Toprak, TBMM Başkanlığına verdiği Meclis Araştırması önergesinde;
“Büyük bölümü bedava dağıtılan, bayi satışlarıyla ilgili gerçek bilgiler ve tiraj raporları gizlenen iktidar medyası gazetelerinin satış rakamları kâğıt üzerinde şişirilerek Basın İlan Kurumu ilanlarından ve kamu kuruluşlarının reklamlarından aldıkları paylar olması gerekenden yüksek tutulmaktadır. Ayrıca bazı kamu kurum ve kuruluşları, binlerce gazeteyi toplu satın alarak iktidar medyasına tiraj desteği de vermektedir. Ülkemizin bayrak taşıyıcısı THY ve yan kuruluşu Anadolu Jet, yolcularına Sözcü, Cumhuriyet, Birgün, Yeniçağ, Evrensel, Korkusuz, Milli Gazete, Yeni Asya vb. gazeteleri dağıtmamakta olup, yolcuların bu gazeteleri talep etmeleri durumunda da ret cevabı verilmektedir. THY’nin toplu gazete alımlarına mevcut gazetelerin yanında diğer gazeteleri de dahil etmesi, örneğin günde 50 sefer için 20 adet bu gazetelerden alması, bu gazetelerin satışlarına günlük 100, aylık 3 bin ilave satış getirecektir. Bu durumda söz konusu gazetelerin hem satış geliri artacak hem de en basit hesapla 3 bin ilave tiraj nedeniyle, Basın İlan Kurumu’nun gazete tirajlarına göre dağıttığı resmi ilanlardan alacakları pay artacaktır.” dedi.

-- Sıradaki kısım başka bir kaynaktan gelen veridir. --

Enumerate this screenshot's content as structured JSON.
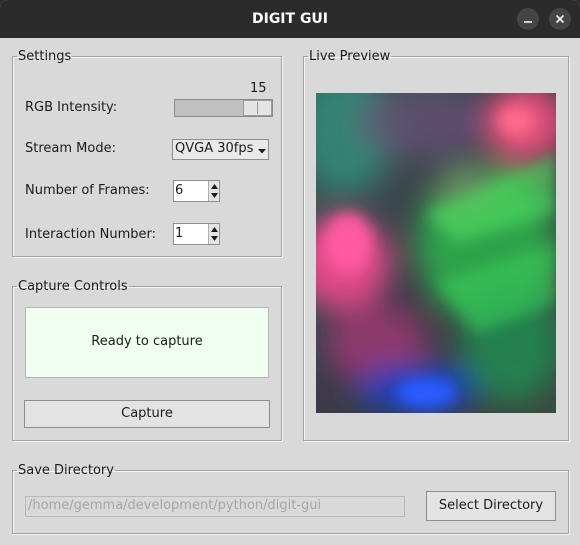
{
  "window": {
    "title": "DIGIT GUI"
  },
  "settings": {
    "legend": "Settings",
    "rgb_intensity": {
      "label": "RGB Intensity:",
      "value": "15",
      "level": 15,
      "max": 15
    },
    "stream_mode": {
      "label": "Stream Mode:",
      "selected": "QVGA 30fps"
    },
    "frames": {
      "label": "Number of Frames:",
      "value": "6"
    },
    "interaction": {
      "label": "Interaction Number:",
      "value": "1"
    }
  },
  "capture": {
    "legend": "Capture Controls",
    "status": "Ready to capture",
    "status_bg": "#f0fff0",
    "button_label": "Capture"
  },
  "preview": {
    "legend": "Live Preview"
  },
  "save": {
    "legend": "Save Directory",
    "path": "/home/gemma/development/python/digit-gui",
    "button_label": "Select Directory"
  },
  "icons": {
    "minimize": "minimize-icon",
    "close": "close-icon",
    "dropdown": "chevron-down-icon",
    "spin": "spin-arrows-icon"
  }
}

Erdoğan Toprak, iktidarın kamu kaynakları, kredileri ve reklamlarının yanı sıra, kontrolüne aldığı özel şirketlerin reklam bütçelerini de basın özgürlüğünü, medyada çok sesliliği engellemek doğrultusunda, “ekonomik baskı” amacıyla kullandığını belirterek, şu görüşleri dile getirdi:
“GSM operatörü Turkcell, en büyük reklam bütçesine sahip kuruluşlar arasındadır. Türk Telekom da en büyük reklam bütçesine sahip kuruluşlardan birisi olup, kampanyalarını tümüyle iktidar medyasına akıtmakta, diğer gazete ve televizyonları kampanyalarından dışlayarak, ekonomik baskıya alet olmaktadırlar. İktidar kamu bankaları, kurumları, TMSF’nin el koyup kayyum atadığı şirketler ve kontrollerindeki diğer kuruluşların kaynaklarını; tirajları dibe vuran, okunmayan, bedava dağıtılan iktidar medyasına ve televizyonlarına aktararak ayakta tutmaya çalışmaktadır. Buna karşılık, yukarıda adı geçen diğer medya kuruluşlarını ekonomik baskıyla yok ederek, basın özgürlüğünü engellemektedirler. Kamu kaynaklarının reklamlar aracılığıyla medyaya aktarımı ile ilgili tercih ve reklam politikası ölçütlerinin ne olduğu, hangi kriterlere göre dağıtıldığının kamuoyunca bilinmesi ve bu bakımdan gerçeklerin açığa çıkartılması elzemdir.”
YSK, İstanbul seçiminin iptaline hukuki kılıf bulabilmek için günlerdir tartışılan yüzlerce sayfalık gerekçeyi ve muhalefet şerhlerini açıklamayı sürekli ertelerken, iktidar medyası ise tek tip manşetler ve haberlerle AKP’nin “çaldılar” söylemine kamuoyunu ikna etmeye çabalıyor.
28 Mayıs’ta TBMM Genel Kurulunda tartışılacak Medya Araştırma önergesi, büyük olasılıkla AKP+MHP oylarıyla reddedilecek. Ancak mecliste oldukça hararetli geçmesi beklenen önergenin görüşülmesi sırasında yapılacak konuşmalar ve tartışmalarda, muhtemelen Erdoğan’ın kendi medyasını oluşturma sürecinde 17 yıldır yaşananlar ve devletten beslenen medyaya akıtılan kaynaklarla ilgili pek çok gerçek de gün yüzüne çıkacak.